Voltaire no sólo era incansable, también era genial, elocuente, racional y sus palabras cortaban con filo quirúrgico, se hundían en el blanco con voracidad destructiva y difundían en sus enemigos ese elixir paralizante que sólo la honestidad intelectual es capaz de destilar. Durante décadas lanzó sus dardos contra la "Bestia Triunfante" de la religión organizada, despedazó los absurdos de La Biblia, ridiculizó a curas, presbíteros, obispos, papas y nobles parásitos con sátiras, epigramas, obras de teatro, tratados filosóficos, y el debate campal, por todo lo alto. Él mismo no era un santo, ¡era mejor que un santo!, pues no disimulaba sus vicios y estos no empañaban sus virtudes. La corrosividad que siempre lo caracterizó, por ejemplo, no incluía la violencia, y probablemente no suscribió la opinión de su compadre Diderot de que "los hombres no serán libres hasta que el último rey sea estrangulado con los intestinos del último fraile". Pero de todas maneras, se ganó a pulso el odio incondicional de la clericalla de Occidente. La Iglesia lo execró, emponzoñó desde siempre su memoria y hasta hoy mismo su nombre resuena con ira bajo las arcadas de los templos y se escarnece rabiosamente desde los púlpitos. Puedo dar fe. Recuerdo que, cuando yo era apenas un tierno adolescente, el cura de mi barrio nos ilustraba cada tanto con el modo en que había muerto Voltaire, suplicando la gracia divina en medio de una agonía que le obligaba a comerse sus propios excrementos para aplacar el fuego que le consumía el estómago. Nada de eso es verdad; el pensador francés falleció pacíficamente en su cama rodeado de su sirviente y su médico, y por amigos que se acercaban a preguntar por su salud todo el tiempo. La inquina eclesiástica nunca se detuvo en mentiras. Aún lo siguen llamando "El Gran Ateo", aunque en rigor no lo era. Voltaire se declaraba "deísta", en la creencia de que existía un Dios que creó el universo y las leyes que lo rigen, que no se ocupa de los asuntos humanos y al que no se puede engañar ni sobornar con rezos ni evocar a través de estatuas de yeso. Sin embargo, algo de verdad había en la imputación, y es que antes de él tal vez nadie se hubiese atrevido a declararse abiertamente ateo.

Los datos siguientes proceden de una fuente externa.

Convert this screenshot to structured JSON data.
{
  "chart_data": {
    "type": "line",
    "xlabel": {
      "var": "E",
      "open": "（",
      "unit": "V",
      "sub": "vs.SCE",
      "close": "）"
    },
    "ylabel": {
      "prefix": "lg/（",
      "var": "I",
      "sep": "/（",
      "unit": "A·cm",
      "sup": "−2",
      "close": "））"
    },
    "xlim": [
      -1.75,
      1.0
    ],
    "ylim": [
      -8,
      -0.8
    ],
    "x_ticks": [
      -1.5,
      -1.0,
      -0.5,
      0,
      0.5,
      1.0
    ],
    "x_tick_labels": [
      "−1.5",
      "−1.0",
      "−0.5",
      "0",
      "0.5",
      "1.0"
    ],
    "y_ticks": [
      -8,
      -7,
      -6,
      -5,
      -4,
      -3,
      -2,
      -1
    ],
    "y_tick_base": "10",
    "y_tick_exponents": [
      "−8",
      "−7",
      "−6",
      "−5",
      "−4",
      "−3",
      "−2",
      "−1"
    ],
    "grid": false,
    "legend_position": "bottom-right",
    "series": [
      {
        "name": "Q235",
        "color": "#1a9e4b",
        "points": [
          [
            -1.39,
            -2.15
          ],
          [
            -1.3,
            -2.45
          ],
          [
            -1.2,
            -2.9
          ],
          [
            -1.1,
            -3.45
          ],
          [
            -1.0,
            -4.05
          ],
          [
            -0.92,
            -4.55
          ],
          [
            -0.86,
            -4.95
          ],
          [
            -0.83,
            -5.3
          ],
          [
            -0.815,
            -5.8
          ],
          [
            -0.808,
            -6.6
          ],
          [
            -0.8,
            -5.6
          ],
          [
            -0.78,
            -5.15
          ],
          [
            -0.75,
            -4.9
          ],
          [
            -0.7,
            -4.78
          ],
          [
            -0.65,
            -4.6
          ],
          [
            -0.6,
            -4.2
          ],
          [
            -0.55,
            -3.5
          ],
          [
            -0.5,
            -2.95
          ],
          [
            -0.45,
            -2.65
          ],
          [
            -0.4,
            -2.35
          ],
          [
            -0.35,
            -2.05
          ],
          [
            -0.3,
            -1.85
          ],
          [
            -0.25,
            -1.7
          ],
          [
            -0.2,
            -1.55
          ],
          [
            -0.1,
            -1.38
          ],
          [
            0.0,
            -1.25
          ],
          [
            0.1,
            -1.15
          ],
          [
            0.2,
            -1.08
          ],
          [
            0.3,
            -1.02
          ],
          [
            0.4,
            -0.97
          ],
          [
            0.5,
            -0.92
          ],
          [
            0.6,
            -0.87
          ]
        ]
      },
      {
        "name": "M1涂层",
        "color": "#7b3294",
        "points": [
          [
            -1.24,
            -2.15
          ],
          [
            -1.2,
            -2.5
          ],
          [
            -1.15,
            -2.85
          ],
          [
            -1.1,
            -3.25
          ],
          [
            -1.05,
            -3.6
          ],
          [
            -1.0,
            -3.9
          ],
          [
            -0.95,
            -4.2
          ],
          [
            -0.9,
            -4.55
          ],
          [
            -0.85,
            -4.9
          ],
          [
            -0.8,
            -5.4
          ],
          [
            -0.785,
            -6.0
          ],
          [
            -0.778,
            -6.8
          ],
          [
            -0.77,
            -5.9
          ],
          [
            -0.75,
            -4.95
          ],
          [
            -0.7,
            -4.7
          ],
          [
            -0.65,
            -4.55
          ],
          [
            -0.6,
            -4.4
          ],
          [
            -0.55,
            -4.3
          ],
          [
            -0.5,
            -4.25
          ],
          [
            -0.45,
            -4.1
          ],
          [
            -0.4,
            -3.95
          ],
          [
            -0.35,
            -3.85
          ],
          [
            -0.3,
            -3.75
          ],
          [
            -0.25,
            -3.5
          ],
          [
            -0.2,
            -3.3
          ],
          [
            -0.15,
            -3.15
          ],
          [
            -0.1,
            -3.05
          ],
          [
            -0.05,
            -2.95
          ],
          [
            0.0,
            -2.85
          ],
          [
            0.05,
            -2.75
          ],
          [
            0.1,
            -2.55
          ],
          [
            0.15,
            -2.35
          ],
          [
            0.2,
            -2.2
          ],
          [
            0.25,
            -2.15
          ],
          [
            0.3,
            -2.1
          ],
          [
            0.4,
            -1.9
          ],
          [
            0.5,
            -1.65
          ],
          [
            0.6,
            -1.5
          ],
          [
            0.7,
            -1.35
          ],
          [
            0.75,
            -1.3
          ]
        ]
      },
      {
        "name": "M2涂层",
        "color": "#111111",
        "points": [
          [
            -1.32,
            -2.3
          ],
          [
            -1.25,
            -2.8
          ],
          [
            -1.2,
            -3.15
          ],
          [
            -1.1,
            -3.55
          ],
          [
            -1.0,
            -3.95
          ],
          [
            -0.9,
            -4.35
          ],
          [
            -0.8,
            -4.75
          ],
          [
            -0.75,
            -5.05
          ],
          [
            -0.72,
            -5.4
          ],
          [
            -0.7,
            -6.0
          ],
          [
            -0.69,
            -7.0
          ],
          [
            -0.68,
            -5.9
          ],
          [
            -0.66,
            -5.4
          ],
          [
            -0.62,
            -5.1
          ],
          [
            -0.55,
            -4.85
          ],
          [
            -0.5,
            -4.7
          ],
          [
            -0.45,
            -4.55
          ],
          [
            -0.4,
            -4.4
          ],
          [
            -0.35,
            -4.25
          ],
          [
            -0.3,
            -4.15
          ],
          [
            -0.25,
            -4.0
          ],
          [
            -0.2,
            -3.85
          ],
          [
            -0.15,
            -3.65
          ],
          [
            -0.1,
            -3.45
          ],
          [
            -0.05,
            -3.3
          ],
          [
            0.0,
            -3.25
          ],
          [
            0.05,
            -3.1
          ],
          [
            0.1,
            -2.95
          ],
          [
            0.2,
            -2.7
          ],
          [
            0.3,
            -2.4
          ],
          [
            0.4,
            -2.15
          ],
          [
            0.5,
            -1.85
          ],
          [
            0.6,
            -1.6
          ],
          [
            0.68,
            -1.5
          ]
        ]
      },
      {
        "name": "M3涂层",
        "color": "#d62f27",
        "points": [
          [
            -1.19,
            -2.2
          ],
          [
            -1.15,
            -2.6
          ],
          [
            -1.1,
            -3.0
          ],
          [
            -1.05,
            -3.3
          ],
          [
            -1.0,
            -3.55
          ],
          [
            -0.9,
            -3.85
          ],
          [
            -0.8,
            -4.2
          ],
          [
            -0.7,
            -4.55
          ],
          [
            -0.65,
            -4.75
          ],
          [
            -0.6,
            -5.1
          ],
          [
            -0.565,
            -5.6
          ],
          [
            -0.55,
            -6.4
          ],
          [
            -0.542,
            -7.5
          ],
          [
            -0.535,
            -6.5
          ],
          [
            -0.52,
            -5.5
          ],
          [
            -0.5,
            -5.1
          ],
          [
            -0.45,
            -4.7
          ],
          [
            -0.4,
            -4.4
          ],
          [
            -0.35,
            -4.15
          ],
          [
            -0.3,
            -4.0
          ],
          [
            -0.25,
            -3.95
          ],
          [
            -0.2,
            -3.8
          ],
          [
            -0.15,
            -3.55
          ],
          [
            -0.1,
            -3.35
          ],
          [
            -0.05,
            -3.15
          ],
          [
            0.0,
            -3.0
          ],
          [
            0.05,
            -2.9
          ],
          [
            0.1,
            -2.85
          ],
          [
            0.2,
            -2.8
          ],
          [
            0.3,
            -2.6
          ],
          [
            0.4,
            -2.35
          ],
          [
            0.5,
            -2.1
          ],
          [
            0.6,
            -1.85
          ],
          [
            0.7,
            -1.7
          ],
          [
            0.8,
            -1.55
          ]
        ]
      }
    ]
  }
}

Fue obra de Diderot, de D'Alembert, de Paine, de Hume, de Rousseau, de Lessing, de d'Holbach, de tantos otros gigantes de aquel siglo que rompieron el tabú y encontraron la brecha para deshacer el hechizo. Y a la cabeza de aquel ejército imponente, Voltaire.

Cuando en 1774, ya octogenario, le pareció seguro volver a la patria desde su exilio en Ginebra, Francia lo aclamó como a un héroe nacional. Y no era para menos. Su impulso y su genio habían transformado a Europa. Y el mundo entero tomó nota.